Interpretive Summary: Little information has been generated about the number of genera and species of bacteria that can be recovered from egg shells. A survey was conducted at three different shell egg processing facilities. In all three plants there were significantly higher proportions of bacterial species recovered from eggshells before eggs were washed (70-83%) compared to after they were washed and packed (5-11%). It was also determined that aquatic genera such as Aeromonas, Vibrio, and Listonella persisted on washed eggs despite a low overall prevalence. Typical spoilage organisms such as Pseudomonas, Sphingobacterium and Chryseomonas were removed. Escherichia and Enterobacter were the most common genera recovered. This information will be used by researchers exploring better means of sanitation and processing efficacy so that retail shell eggs will be delivered to consumers with an even smaller risk of being involved in sporadic or outbreaks of egg-borne disease.

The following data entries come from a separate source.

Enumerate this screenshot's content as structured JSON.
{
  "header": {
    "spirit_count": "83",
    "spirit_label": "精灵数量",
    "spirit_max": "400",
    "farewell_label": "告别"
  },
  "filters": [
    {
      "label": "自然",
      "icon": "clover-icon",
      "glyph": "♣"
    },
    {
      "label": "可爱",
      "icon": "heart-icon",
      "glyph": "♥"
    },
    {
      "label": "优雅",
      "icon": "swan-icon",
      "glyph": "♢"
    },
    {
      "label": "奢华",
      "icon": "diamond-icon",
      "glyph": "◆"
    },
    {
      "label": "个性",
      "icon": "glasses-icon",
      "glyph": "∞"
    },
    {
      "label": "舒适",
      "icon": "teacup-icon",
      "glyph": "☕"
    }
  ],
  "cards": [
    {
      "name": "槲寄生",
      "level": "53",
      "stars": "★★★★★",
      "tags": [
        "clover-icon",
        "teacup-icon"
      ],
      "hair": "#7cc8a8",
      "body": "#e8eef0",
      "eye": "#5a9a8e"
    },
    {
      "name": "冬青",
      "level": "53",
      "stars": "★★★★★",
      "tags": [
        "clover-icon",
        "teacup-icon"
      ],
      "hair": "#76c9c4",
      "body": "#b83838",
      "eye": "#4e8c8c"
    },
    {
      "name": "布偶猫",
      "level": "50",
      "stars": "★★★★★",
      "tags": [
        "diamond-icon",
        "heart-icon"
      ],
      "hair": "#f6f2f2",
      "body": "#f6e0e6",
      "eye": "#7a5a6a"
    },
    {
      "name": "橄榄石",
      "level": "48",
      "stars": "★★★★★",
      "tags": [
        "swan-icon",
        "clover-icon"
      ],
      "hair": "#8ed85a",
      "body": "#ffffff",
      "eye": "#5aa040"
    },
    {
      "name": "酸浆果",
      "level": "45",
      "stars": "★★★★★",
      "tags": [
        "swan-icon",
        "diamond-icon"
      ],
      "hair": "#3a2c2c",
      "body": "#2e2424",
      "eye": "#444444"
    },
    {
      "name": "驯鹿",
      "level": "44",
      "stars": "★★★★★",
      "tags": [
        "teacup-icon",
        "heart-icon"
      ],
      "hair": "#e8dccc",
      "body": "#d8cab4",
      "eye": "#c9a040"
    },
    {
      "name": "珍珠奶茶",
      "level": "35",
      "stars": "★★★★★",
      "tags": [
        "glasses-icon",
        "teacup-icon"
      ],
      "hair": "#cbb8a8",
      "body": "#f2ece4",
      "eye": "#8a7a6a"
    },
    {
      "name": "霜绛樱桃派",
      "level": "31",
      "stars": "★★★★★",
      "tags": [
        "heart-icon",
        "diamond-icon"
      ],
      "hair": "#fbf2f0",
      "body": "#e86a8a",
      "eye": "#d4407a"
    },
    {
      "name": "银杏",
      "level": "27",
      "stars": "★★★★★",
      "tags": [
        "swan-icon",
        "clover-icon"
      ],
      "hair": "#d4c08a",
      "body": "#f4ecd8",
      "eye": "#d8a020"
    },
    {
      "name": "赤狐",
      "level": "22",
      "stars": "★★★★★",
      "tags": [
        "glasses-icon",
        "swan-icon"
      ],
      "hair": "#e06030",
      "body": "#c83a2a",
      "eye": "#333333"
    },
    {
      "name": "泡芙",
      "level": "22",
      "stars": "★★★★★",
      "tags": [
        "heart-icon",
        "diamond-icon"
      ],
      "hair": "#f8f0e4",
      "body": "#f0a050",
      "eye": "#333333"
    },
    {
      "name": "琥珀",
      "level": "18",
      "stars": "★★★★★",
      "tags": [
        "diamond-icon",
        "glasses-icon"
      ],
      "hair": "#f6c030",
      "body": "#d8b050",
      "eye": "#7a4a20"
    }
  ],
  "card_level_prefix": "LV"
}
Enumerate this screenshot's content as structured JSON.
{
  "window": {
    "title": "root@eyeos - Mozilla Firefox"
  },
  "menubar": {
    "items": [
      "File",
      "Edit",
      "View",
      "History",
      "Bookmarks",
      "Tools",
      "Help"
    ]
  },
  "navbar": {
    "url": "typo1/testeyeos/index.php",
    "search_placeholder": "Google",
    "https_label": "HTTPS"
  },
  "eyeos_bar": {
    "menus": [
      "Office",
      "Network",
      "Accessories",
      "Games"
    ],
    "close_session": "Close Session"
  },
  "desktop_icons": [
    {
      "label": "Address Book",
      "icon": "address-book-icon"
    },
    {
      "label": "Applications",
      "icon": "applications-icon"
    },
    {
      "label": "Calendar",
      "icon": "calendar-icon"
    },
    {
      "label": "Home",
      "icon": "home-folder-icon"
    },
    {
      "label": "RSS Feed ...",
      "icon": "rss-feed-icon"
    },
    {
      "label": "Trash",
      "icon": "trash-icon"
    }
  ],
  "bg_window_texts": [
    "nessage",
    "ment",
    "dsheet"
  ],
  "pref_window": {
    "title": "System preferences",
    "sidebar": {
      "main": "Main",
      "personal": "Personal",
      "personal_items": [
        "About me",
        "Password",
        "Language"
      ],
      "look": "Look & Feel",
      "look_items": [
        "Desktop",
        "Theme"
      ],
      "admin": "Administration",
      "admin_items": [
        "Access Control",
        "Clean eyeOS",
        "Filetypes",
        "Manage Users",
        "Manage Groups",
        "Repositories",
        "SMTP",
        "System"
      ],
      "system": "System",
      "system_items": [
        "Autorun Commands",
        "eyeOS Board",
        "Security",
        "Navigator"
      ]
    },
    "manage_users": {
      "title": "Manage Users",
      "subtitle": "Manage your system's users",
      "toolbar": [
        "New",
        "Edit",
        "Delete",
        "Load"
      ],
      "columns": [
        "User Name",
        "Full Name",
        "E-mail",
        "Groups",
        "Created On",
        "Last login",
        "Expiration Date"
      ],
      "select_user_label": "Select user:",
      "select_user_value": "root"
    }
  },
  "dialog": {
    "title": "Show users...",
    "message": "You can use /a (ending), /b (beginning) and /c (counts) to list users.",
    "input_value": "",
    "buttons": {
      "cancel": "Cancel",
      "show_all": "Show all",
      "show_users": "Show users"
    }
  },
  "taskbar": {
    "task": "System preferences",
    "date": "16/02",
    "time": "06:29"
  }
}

In the United States, commercial shell eggs are washed and graded prior to retail. Since passage of the Egg Products Inspection Act in 1971, processing guidelines have been set to ensure that external and internal characteristics are maintained. However, less is known about how commercial processing affects the safety of shell eggs. In order to identify enteric bacteria entering plants and persisting throughout processing, eggs were collected from three U.S. commercial shell egg processing plants on three separate visits. On each plant visit, 12 eggs were collected from each of 12 sites along the processing line: accumulator, pre-wash rinse, 1st washer, 2nd washer, sanitizer rinse, dryer, oiler, check detection/scales, 2 egg grader packer head lanes, re-wash belt entrance, and re-wash belt exit. Each egg was sampled by a rinse technique and rinsate was plated onto violet red bile glucose agar with overlay for the detection and enumeration of Enterobacteriaceae. From each plate, up to five colonies were randomly selected and isolated for identification to genus or species using biochemical tests. Several genera and species were detected at each of the three plants. Sites from which the greatest numbers of isolates were identified were those collected from eggs during pre-processing (accumulator, pre-wash rinse) or eggs judged as dirty (re-wash belt entrance or exit). Sites yielding the smallest number of isolates were those during or at the end of processing. Escherichia coli and Enterobacter spp. were isolated from each of the nine plant visits. Other genera isolated from at least one of the three plants included Cedecea, Citrobacter, Erwinia, Hafnia, Klebsiella, Kluyvera, Leclercia, Morganella, Proteus, Providencia, Rahnella, Salmonella, and Serratia. Non-Enterobacteriaceae isolated and identified included Aeromonas, Chryseomonas, Listonella, Pseudomonas, Sphingobacterium, Vibrio, and Xanthomonas. All of the genera and species were recovered less frequently from fully processed eggs than from unwashed eggs, indicating that shell eggs are less contaminated with bacteria as a result of commercial washing procedures.